Inilah jalan yang ditempuh oleh imam Muhammadd bin Idris Asy-Syafi'iy, Muhammad Abdul Hasan Asy-Syaibani, Ahmad bin Hanbal, dan lain-lain.

Kerusakan akidah umat Islam akibat pilsafat Yunani
       Ini berbeda dengan sikap dan pendapat ulama khalaf (Ulama Mutakhirin), terutama ahli ilmu kalam (Mutakallimin). Mereka tidak menjalani cara yang ditempuh oleh ulama salaf. Mereka tidak puas dengan cara berfikir demikian. Oleh karena itu, mereka lalu menta'wilkan Al-Wahyu yang termasuk dalam kategori mutasyabihat sesuai dengan kehendak akal dan i'tikad yang tujuannya untuk mensucikan Allah dan sifat-sifatNya secara tidak layak. Mereka juga menggu­nakan pula dalil aqli yang ber-dasarkan ilmu mantiq untuk, misalnya, mem­bahas bergeraknya Allah, diamNya, turunNya ke langit, atau hubungan antara sifat dengan Dzat Allah dan lain-lain.

      Meskipum ulama khalaf menempuh jalan yang tidak sesuai de­ngan apa yang telah ditentukan Al-Qur'an, tetapi mereka tetap beriman kepada Islam dan tetap bertolak dari dalil-dalil syara'. Berbeda halnya dengan jalan yang ditempuh oleh para pilosof dan kaum Muslimin yang memandang dan fisafat Yunani sebagai tolok ukur /titik tolak akidah. Mereka telah mencoba menggunakan akal untuk memecahkan permasalahan yang pernah dialami oleh para pilo­sof Yunani terdahulu, tanpa kembali kepada ketentuan Al-Wahyu.
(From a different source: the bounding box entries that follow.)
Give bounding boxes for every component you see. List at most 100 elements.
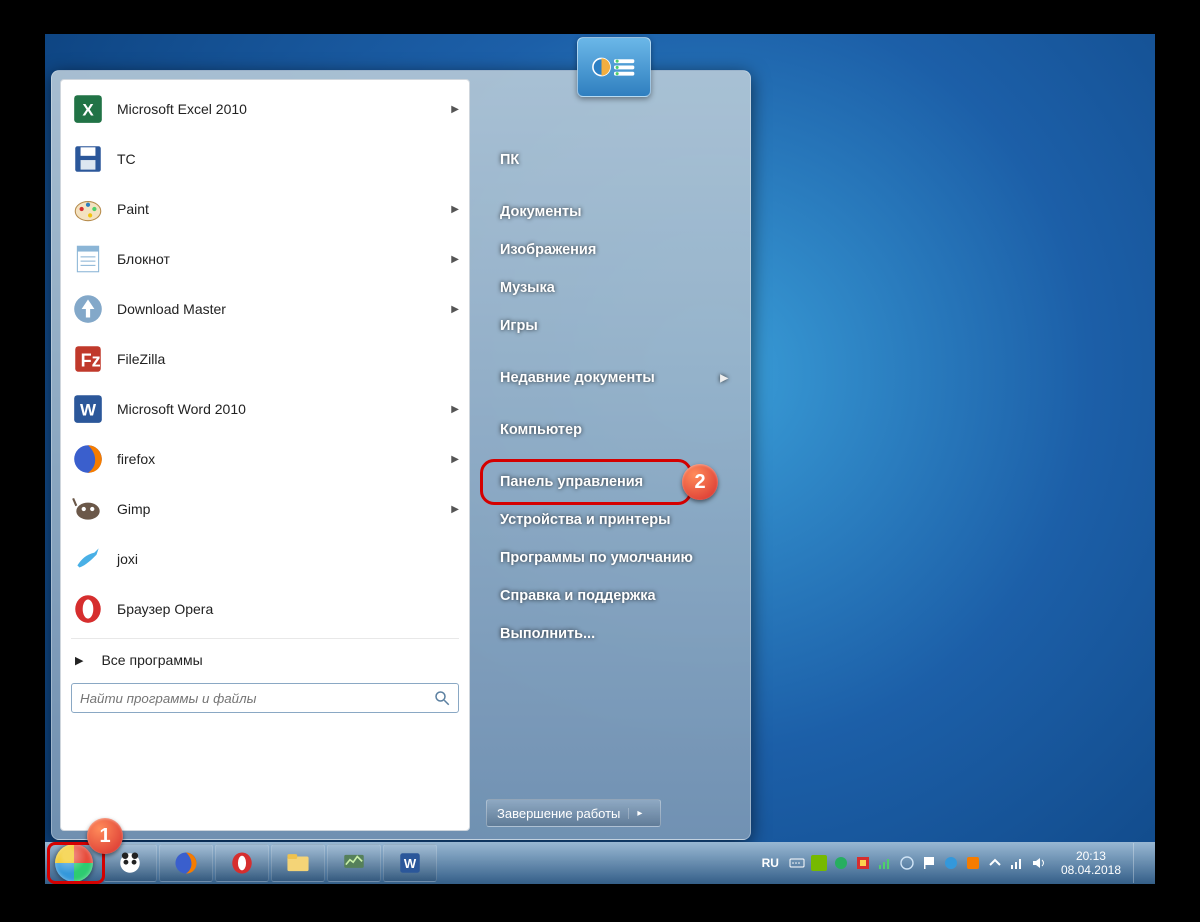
tray-globe-icon[interactable] xyxy=(899,855,915,871)
paint-icon xyxy=(71,192,105,226)
language-indicator[interactable]: RU xyxy=(758,854,783,872)
right-pane-item[interactable]: Выполнить... xyxy=(486,615,742,653)
desktop: XMicrosoft Excel 2010▶TCPaint▶Блокнот▶Do… xyxy=(45,34,1155,884)
dm-icon xyxy=(71,292,105,326)
program-label: TC xyxy=(117,151,459,167)
right-item-label: Программы по умолчанию xyxy=(500,550,693,566)
right-pane-item[interactable]: Игры xyxy=(486,307,742,345)
opera-icon xyxy=(71,592,105,626)
program-item[interactable]: firefox▶ xyxy=(61,434,469,484)
chevron-right-icon: ▶ xyxy=(451,104,459,115)
tray-alert-icon[interactable] xyxy=(855,855,871,871)
program-item[interactable]: Download Master▶ xyxy=(61,284,469,334)
program-label: Браузер Opera xyxy=(117,601,459,617)
right-pane-item[interactable]: ПК xyxy=(486,141,742,179)
keyboard-icon[interactable] xyxy=(789,855,805,871)
tray-orange-icon[interactable] xyxy=(965,855,981,871)
annotation-badge-2: 2 xyxy=(682,464,718,500)
taskbar-app-firefox[interactable] xyxy=(159,844,213,882)
excel-icon: X xyxy=(71,92,105,126)
shutdown-button[interactable]: Завершение работы ▸ xyxy=(486,799,661,827)
volume-icon[interactable] xyxy=(1031,855,1047,871)
right-pane-item[interactable]: Документы xyxy=(486,193,742,231)
right-pane-item[interactable]: Компьютер xyxy=(486,411,742,449)
nvidia-icon[interactable] xyxy=(811,855,827,871)
separator-gap xyxy=(486,345,742,359)
chevron-right-icon: ▶ xyxy=(720,373,728,384)
all-programs[interactable]: ▶ Все программы xyxy=(61,643,469,677)
program-label: Блокнот xyxy=(117,251,451,267)
tray-blue-icon[interactable] xyxy=(943,855,959,871)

Mulailah mereka melontarkan kembali masalah-masalah klasik, se­perti Wihdatul Wujud (panteisme), keadilan Allah, takdir (keputusanNya), dan keterbatasan ilmu Allah, atau pembahasan bahwa iblis tidak akan kekal dalam neraka dan seterusnya.
       Pendapat-pendapat mereka (ahli ilmu kalam dan pilosof muslim) ini­lah yang telah meragukan umat terhadap beberapa hal yang ber­kait­an dengan masalah akidah, bahkan berhasil pula menyesatkan dan mengeluarkan sebagian kaum Muslimin dari Islam. Oleh karena itu akidah Islam perlu dijauhkan dari ilmu Mantiq atau filsafat agar tidak membahayakan akidah umat. Dengan menggaris bawahi bahwa sumber akidah hanyalah Al-Qur'an dan hadits-hadits mutawatir.
--------------------------------------------------------------
1) Lihat buku "Fiqhul Akbar" oleh Imam Syafi'i.
2) Lihat buku "I'laamul Muuraqqiin" jilid I, halaman 55.
3) Lihat kitab "Fathul Barri" Jilid XII, halaman 9l5.